Understanding the true impact of their supply chain requires organisations to calculate Scope 1, 2 and 3 emissions. The latter refers to the emissions that they are indirectly responsible for, such as those produced in making the products it has bought from a supplier, or when its customers use their products. They often make up the largest share of an organisation’s total emissions but can be difficult to evaluate. 

“It can be wildly complicated to understand an organisation’s Scope 3 emissions, as many of their suppliers will not provide data about their environmental footprints,” says Paul Duckworth, customer experience manager – environment, social and governance speciality at RSM. “Without the existence or availability of that data, it’s very difficult to truly understand an overall footprint. Sometimes, organisations may have to switch to suppliers that provide this data so they can make better decisions in their sustainability efforts.” 

Collaboration between stakeholders up and down the supply chain is therefore crucial for ensuring sustainability. Among the tools that businesses can use to facilitate this collaboration are cloud-based solutions.  

“Being in the cloud allows suppliers to proactively feed data to an organisation, enabling it to measure the environmental impact of its supply chain effectively and make the appropriate decisions in response,” says Duckworth.  

“This is where Microsoft is headed with the Supply Chain Center solution,” adds McLaughlin. “It’s geared around collaboration with suppliers and understanding what’s happening in a supply chain at a macro level. Once an organisation starts doing that, it’s much easier for them to bring in attributes around sustainability. For example, sustainability key performance indicators could be stored as attributes in Microsoft Dynamics 365 Finance and Supply Chain, then exposed downstream to customers.” 

The cloud can also enable organisations to take advantage of the rapid new advances in artificial intelligence in their supply chain management. As a leader in AI development, Microsoft is implementing AI technologies within its supply chain solutions.  

“Microsoft Copilot in Supply Chain Center will trawl the internet and highlight relevant insights into events that could impact your supply chain, which isn’t possible without the cloud,” says McLaughlin. “Another benefit is that newer solutions such as Supply Chain Center and Sustainability Manager will often now have pre-built connectors to the most common cloud enterprise resource planning solutions. This makes it cheaper and quicker to connect these systems, and organisations using these solutions can expose data downstream and collaborate more efficiently.” 

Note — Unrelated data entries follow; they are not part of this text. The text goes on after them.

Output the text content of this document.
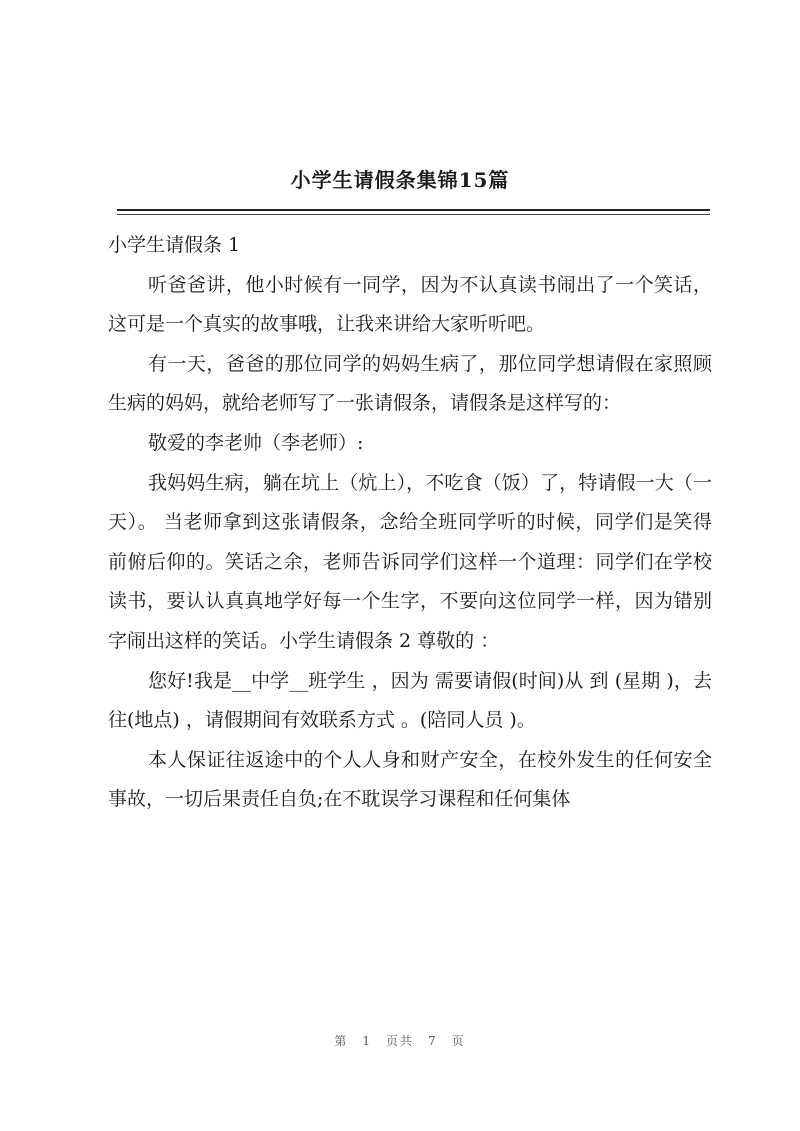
小学生请假条集锦15篇

小学生请假条 1

听爸爸讲，他小时候有一同学，因为不认真读书闹出了一个笑话，这可是一个真实的故事哦，让我来讲给大家听听吧。

有一天，爸爸的那位同学的妈妈生病了，那位同学想请假在家照顾生病的妈妈，就给老师写了一张请假条，请假条是这样写的：

敬爱的李老帅（李老师）:

我妈妈生病，躺在坑上（炕上），不吃食（饭）了，特请假一大（一天）。 当老师拿到这张请假条，念给全班同学听的时候，同学们是笑得前俯后仰的。笑话之余，老师告诉同学们这样一个道理：同学们在学校读书，要认认真真地学好每一个生字，不要向这位同学一样，因为错别字闹出这样的笑话。小学生请假条 2 尊敬的 ：

您好!我是__中学__班学生 ，因为 需要请假(时间)从 到 (星期 )，去往(地点) ，请假期间有效联系方式 。(陪同人员 )。

本人保证往返途中的个人人身和财产安全，在校外发生的任何安全事故，一切后果责任自负;在不耽误学习课程和任何集体

第 1 页共 7 页
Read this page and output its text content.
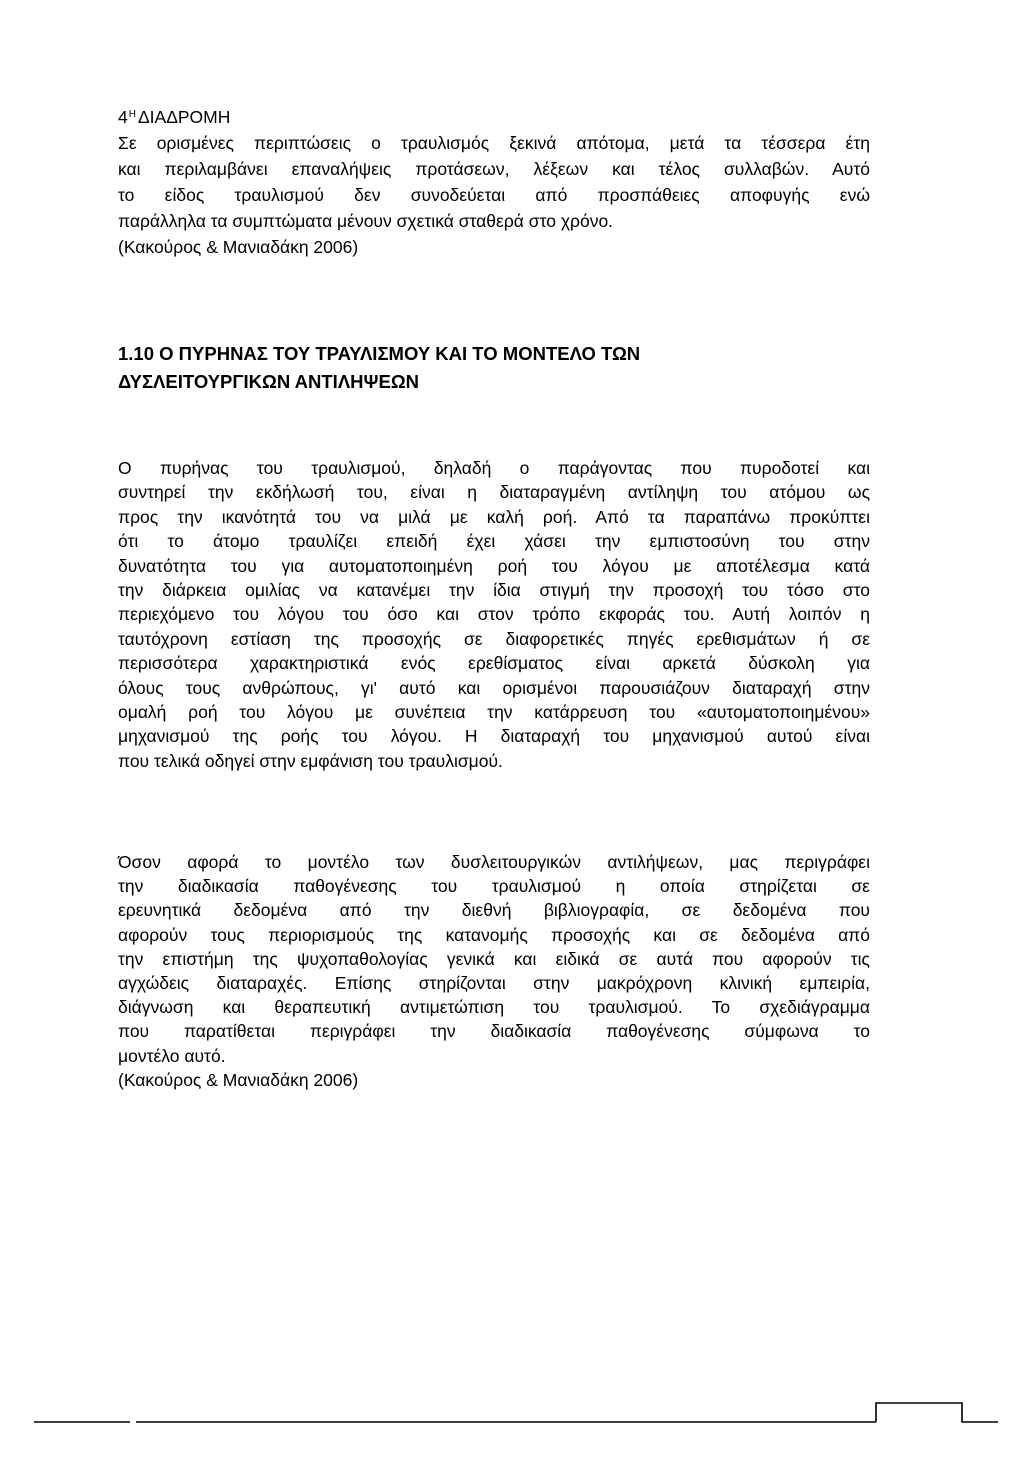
$4^H$ ΔΙΑΔΡΟΜΗ
Σε ορισμένες περιπτώσεις ο τραυλισμός ξεκινά απότομα, μετά τα τέσσερα έτη
και περιλαμβάνει επαναλήψεις προτάσεων, λέξεων και τέλος συλλαβών. Αυτό
το είδος τραυλισμού δεν συνοδεύεται από προσπάθειες αποφυγής ενώ
παράλληλα τα συμπτώματα μένουν σχετικά σταθερά στο χρόνο.
(Κακούρος & Μανιαδάκη 2006)
1.10 Ο ΠΥΡΗΝΑΣ ΤΟΥ ΤΡΑΥΛΙΣΜΟΥ ΚΑΙ ΤΟ ΜΟΝΤΕΛΟ ΤΩΝ
ΔΥΣΛΕΙΤΟΥΡΓΙΚΩΝ ΑΝΤΙΛΗΨΕΩΝ
Ο πυρήνας του τραυλισμού, δηλαδή ο παράγοντας που πυροδοτεί και
συντηρεί την εκδήλωσή του, είναι η διαταραγμένη αντίληψη του ατόμου ως
προς την ικανότητά του να μιλά με καλή ροή. Από τα παραπάνω προκύπτει
ότι το άτομο τραυλίζει επειδή έχει χάσει την εμπιστοσύνη του στην
δυνατότητα του για αυτοματοποιημένη ροή του λόγου με αποτέλεσμα κατά
την διάρκεια ομιλίας να κατανέμει την ίδια στιγμή την προσοχή του τόσο στο
περιεχόμενο του λόγου του όσο και στον τρόπο εκφοράς του. Αυτή λοιπόν η
ταυτόχρονη εστίαση της προσοχής σε διαφορετικές πηγές ερεθισμάτων ή σε
περισσότερα χαρακτηριστικά ενός ερεθίσματος είναι αρκετά δύσκολη για
όλους τους ανθρώπους, γι' αυτό και ορισμένοι παρουσιάζουν διαταραχή στην
ομαλή ροή του λόγου με συνέπεια την κατάρρευση του «αυτοματοποιημένου»
μηχανισμού της ροής του λόγου. Η διαταραχή του μηχανισμού αυτού είναι
που τελικά οδηγεί στην εμφάνιση του τραυλισμού.
Όσον αφορά το μοντέλο των δυσλειτουργικών αντιλήψεων, μας περιγράφει
την διαδικασία παθογένεσης του τραυλισμού η οποία στηρίζεται σε
ερευνητικά δεδομένα από την διεθνή βιβλιογραφία, σε δεδομένα που
αφορούν τους περιορισμούς της κατανομής προσοχής και σε δεδομένα από
την επιστήμη της ψυχοπαθολογίας γενικά και ειδικά σε αυτά που αφορούν τις
αγχώδεις διαταραχές. Επίσης στηρίζονται στην μακρόχρονη κλινική εμπειρία,
διάγνωση και θεραπευτική αντιμετώπιση του τραυλισμού. Το σχεδιάγραμμα
που παρατίθεται περιγράφει την διαδικασία παθογένεσης σύμφωνα το
μοντέλο αυτό.
(Κακούρος & Μανιαδάκη 2006)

RSM provides expert support to its customers as they look to navigate the complexity of evaluating the sustainability of their supply chain and taking the necessary actions to improve it. 

“RSM has a technology consulting team with a broad range of expertise, covering the full stack of Microsoft solutions including Dynamics 365 Finance and Supply Chain, Business Central and Customer Engagement, as well as related solutions,” says McLaughlin. “We carry out full life cycle deployments and provide support for organisations that have already deployed their solutions and are looking to get more value from their investment. On top of that, our management consulting team brings supply chain expertise, while our data analytics practice helps to bring cloud analytics to life.” 

Duckworth adds: “We also have an environment, social and governance team that helps define what our sustainability goals in a project should be. Their view of what’s coming down the pipe in the next few years helps drive the technology and the way in which the technology stacks are configured and customised. Technology is our bread and butter, but the expertise we provide in our consulting team differentiates us.”